A petition, shared with Bloomberg Law before docketing by Brendan Ballou of the Public Integrity Project, asks the US Court of Appeals for the DC Circuit to declare the sale of TikTok’s US operations is unlawful. The petition was filed with the appeals court Thursday, Ballou said.
The US Department of Justice declined to comment. The White House didn’t immediately respond to a request for comment.
The 2024 law required TikTok’s Beijing-based parent company, ByteDance Ltd., to divest its US operations by Jan. 19, 2025. It was passed as US lawmakers worried TikTok could be used to collect data on and surveil American citizens, given China requires its companies to share data with the government upon request. TikTok denies the allegations and attempted to address concerns by transferring US data to Oracle servers in 2022 as part of its “Project Texas,” which was ultimately rejected by the US government. The app, which TikTok says has more than 170 million US users, faced a nationwide ban if it didn’t meet the deadline.
Trump granted five extensions of the law’s deadline until a handful of investment firms and US-based software firm Oracle—which allegedly have “contributed millions to the President’s political projects or invested billions in his personal businesses,” the petition says—announced Jan. 22 they were acquiring TikTok’s US operations. The petitioners assert the extensions violated the law.

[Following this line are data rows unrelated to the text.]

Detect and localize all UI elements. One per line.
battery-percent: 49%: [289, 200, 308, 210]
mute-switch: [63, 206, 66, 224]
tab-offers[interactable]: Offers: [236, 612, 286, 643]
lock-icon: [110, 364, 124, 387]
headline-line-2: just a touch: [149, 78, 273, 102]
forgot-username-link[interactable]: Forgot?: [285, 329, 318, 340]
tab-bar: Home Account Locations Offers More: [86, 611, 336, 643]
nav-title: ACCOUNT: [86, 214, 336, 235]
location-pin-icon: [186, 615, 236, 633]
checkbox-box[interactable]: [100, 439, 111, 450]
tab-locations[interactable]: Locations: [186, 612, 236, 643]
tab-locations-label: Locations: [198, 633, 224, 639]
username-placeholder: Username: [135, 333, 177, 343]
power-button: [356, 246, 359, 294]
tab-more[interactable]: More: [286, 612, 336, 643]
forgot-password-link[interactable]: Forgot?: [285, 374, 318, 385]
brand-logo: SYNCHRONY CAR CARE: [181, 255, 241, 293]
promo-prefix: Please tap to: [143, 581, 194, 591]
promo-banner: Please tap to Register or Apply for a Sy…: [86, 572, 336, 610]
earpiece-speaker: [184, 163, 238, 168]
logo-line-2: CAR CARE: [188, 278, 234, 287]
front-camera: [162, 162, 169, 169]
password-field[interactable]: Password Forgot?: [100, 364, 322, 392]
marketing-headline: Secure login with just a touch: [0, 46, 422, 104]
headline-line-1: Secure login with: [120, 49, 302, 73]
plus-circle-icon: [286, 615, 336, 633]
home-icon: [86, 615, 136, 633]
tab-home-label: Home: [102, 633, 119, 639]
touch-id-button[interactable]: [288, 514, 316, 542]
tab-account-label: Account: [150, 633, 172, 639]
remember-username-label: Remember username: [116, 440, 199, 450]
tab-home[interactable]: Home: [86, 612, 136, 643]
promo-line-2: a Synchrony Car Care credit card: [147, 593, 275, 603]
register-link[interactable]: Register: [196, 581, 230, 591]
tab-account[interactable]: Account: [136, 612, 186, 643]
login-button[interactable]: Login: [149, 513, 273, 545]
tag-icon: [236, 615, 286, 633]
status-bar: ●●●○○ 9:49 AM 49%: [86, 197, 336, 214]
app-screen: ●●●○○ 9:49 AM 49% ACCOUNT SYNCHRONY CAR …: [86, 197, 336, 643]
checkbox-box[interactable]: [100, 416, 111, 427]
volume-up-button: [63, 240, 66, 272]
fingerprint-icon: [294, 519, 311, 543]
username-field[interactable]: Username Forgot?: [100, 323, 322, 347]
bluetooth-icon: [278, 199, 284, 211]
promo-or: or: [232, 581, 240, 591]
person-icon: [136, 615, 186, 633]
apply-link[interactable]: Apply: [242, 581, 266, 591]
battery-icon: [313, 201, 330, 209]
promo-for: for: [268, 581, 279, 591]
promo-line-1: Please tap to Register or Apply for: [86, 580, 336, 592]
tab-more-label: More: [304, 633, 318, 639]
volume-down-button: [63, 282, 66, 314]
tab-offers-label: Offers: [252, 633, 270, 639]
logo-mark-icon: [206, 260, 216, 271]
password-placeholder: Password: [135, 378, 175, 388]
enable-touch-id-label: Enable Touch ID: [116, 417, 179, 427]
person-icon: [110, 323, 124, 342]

The deal itself is also illegal because ByteDance will continue to own the app’s recommendation algorithm and run TikTok’s e-commerce and advertising operations, terms which “subvert the very purpose of the TikTok Law,” the filing says.
The petitioners, software engineers Zhaocheng Anthony Tan and Garrett Reid, are respectively investors in Alphabet Inc. and Meta Platforms Inc., which are direct competitors to TikTok. They assert the administration’s violations of the 2024 law have caused them financial harm.
Public Integrity Project represents the petitioners.
The case is Tan v. Trump, D.C. Cir., No. 26-01047, petition filed 3/5/26.
(Updates third and fourth paragraphs with response from DOJ and additional context.)